Squamous cell carcinoma (SCC)*1 is a lethal cancers arising from the stratified epithelia of skin, esophagus, cervix, as well as the head and neck tissues. Genomic analysis of SCCs identified genomic amplification of TP63 in up to 30% of tumors, with overexpression of its mRNA in the majority of SCCs.
ΔNp63α, one of the proteins encoded by TP63, has an important role in the epithelial development and maintenance. In SCCs, ΔNp63α functions as a key transcriptional regulator of different gene subsets in order to maintain or enhance malignant phenotypes. However, the mechanism controlling the nuclear transport of this protein, were, up to now, unclear.
Nucleoporins (NUPs) are a family of proteins building nuclear pore complexes (NPC)*2 and mediating nuclear transport across the nuclear envelope. Recent evidence suggests a cell-type-specific function for certain NUPs; however, the significance of NUPs in SCC biology remains unknown.
In the present study, Hazawa et al. show that one particular nucleoporin, nucleoporin 62 (NUP62), is highly expressed in stratified squamous epithelia, and is further elevated in SCCs.

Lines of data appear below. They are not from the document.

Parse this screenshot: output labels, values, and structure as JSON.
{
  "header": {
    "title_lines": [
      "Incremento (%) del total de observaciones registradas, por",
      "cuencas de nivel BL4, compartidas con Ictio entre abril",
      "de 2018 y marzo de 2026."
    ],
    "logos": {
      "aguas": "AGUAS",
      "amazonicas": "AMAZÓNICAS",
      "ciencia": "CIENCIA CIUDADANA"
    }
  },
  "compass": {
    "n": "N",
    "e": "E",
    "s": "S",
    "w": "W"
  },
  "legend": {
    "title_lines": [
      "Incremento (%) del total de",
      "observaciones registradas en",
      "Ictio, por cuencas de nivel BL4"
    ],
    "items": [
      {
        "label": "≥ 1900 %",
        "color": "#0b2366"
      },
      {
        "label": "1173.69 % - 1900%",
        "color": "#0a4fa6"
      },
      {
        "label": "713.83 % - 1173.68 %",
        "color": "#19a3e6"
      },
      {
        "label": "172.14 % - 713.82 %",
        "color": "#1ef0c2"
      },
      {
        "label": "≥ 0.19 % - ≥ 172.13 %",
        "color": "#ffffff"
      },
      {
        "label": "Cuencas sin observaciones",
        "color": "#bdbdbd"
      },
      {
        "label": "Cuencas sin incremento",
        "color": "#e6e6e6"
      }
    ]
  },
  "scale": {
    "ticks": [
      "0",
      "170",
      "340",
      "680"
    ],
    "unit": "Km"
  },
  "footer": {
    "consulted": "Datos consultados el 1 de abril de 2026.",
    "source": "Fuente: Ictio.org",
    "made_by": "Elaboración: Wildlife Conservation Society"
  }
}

They further demonstrate that depletion of NUP62 inhibits proliferation and augments differentiation of SCC cells, suggesting NUP62 is required for preventing epidermal differentiation of SCCs. The impaired ability to maintain the undifferentiated status is associated with defects in ΔNp63α nuclear transport. Finally, they unmasked the detailed traffic machinery where the pro-differentiation Rho kinase (an enzyme that catalyzes the transfer of phosphate groups) inhibits the nuclear transport of ΔNp63α by reducing the interaction between NUP62 and ΔNp63α.
This study demonstrates the role of NUP62 regulating cellular fate of SCCs through ΔNp63α nuclear transport. However, whether these NUPs regulates cell identity in different tissues (or in other types of cancer cells) is still an open question. As the authors comment in the paper: "Our finding of convertible trafficking activity of NUP62 highlights the potential for therapeutic targeting of nuclear transport of this oncogene."